El proceso de fabricación, aunque puntilloso y complicado, curiosamente parecía ser llevado adelante por muy pocas personas. “¿No trabaja nadie acá?”, preguntó por lo bajo uno de los productores, que se sorprendió al ver que las estaciones contaban apenas con una o dos personas y, en algunos casos, estaban incluso vacías.
Sucede que muchas partes del proceso se encuentran automatizadas, y los trabajadores solo participan en su control. Tal es el caso de la “sala de diseño central”, donde se prueban engranajes y piezas con un robot, a una temperatura de un grado. En caso de que el sistema alerte una falla, el controlador debe enviar la pieza correspondiente a “cuarentena”, donde debe permanecer hasta su arreglo.

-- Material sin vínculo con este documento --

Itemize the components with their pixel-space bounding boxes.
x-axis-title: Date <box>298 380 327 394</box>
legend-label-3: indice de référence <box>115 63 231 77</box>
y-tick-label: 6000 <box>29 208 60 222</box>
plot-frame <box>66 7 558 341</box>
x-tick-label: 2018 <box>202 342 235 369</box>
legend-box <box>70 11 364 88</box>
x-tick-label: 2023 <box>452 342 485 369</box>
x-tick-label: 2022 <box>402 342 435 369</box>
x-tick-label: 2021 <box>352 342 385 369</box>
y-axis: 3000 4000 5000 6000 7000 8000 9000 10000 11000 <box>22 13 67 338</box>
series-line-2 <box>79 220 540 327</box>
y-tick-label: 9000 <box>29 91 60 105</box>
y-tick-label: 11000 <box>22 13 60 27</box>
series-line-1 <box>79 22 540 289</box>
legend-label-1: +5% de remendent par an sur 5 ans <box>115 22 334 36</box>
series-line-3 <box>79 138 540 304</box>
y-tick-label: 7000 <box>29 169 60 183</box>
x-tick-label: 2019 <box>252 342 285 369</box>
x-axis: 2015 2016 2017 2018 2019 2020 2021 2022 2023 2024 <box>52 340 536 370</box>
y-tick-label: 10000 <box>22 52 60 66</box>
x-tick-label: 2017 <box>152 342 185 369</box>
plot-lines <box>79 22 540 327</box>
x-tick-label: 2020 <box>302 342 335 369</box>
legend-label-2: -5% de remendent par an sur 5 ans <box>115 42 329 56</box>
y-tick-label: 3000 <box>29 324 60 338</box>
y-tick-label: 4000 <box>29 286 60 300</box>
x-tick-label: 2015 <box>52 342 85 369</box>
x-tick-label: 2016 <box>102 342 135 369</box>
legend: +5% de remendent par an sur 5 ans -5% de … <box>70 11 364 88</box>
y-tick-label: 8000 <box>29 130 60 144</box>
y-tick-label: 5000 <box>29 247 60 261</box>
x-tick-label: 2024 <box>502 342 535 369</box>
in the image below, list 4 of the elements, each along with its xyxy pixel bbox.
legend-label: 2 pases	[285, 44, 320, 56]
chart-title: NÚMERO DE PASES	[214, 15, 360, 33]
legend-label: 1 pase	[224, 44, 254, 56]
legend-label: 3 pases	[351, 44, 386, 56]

También llamó la atención la sala de formación y proyectos, ubicada en el corazón de la planta, que dejaba ver a los ingenieros y técnicos que se encargan del desarrollo de nuevas iniciativas. La sala, totalmente blanca, acusaba en sus paredes distintos planos, así como listas de tareas y objetivos.
Pero para esta periodista, la parte más llamativa de la recorrida –y quizás la que más desapercibida pasó- fue ver una gran bandera desplegada detrás de una de las estaciones de ensamblado.
Con la leyenda “¿Quién se beneficia de las exportaciones de maquinaria?”, aquel pedazo de tela blanco mostraba la primera señal de ruido dentro de una planta en la que todo parecía marchar –si se permite el chiste- sobre ruedas.
Ante mi consulta por su significado, Amber Aguirre, una de las coordinadoras del tour, confesó su sorpresa al respecto. De igual forma, intentó esbozar una explicación.
Según dijo, en ese país la competencia interna entre las marcas de maquinaria es feroz, y para muchas empresas se vuelve más atractivo exportar a destinos donde las ventas pueden alcanzar volúmenes mayores. Por dar un ejemplo, indicó que Case IH logró arribar al mercado australiano un poco antes que John Deere, lo que le dio cierta ventaja.
-¿Es una bandera colocada por el sindicato?- le pregunté a la estadounidense. “Es muy probable”, respondió Aguirre, con cierto desconcierto.
No hay que perder de vista en esto el programa de Donald Trump para colocar aranceles a las importaciones de bienes y productos. Durante su campaña presidencial, el entonces candidato amenazó a John Deere con colocarle un arancel de 200% si externalizaba su producción y trasladaba empleos de manufactura a otros países.
En el caso de Case IH, Aguirre contó que hay piezas que se fabrican fuera de Estados Unidos y que ingresan luego al país para su ensamblado final.
La visita concluyó con una sesión de fotos con los tractores terminados –ya fuera de la planta-, y varios suspiros de aquellos que sueñan con tener uno de esos equipos.
“No hay con qué darle. Lo que viene de afuera es mejor, y si viene en barco en vez de camión (en referencia a lo fabricado en Estados Unidos versus lo hecho en Brasil) mucho mejor”, señaló un productor.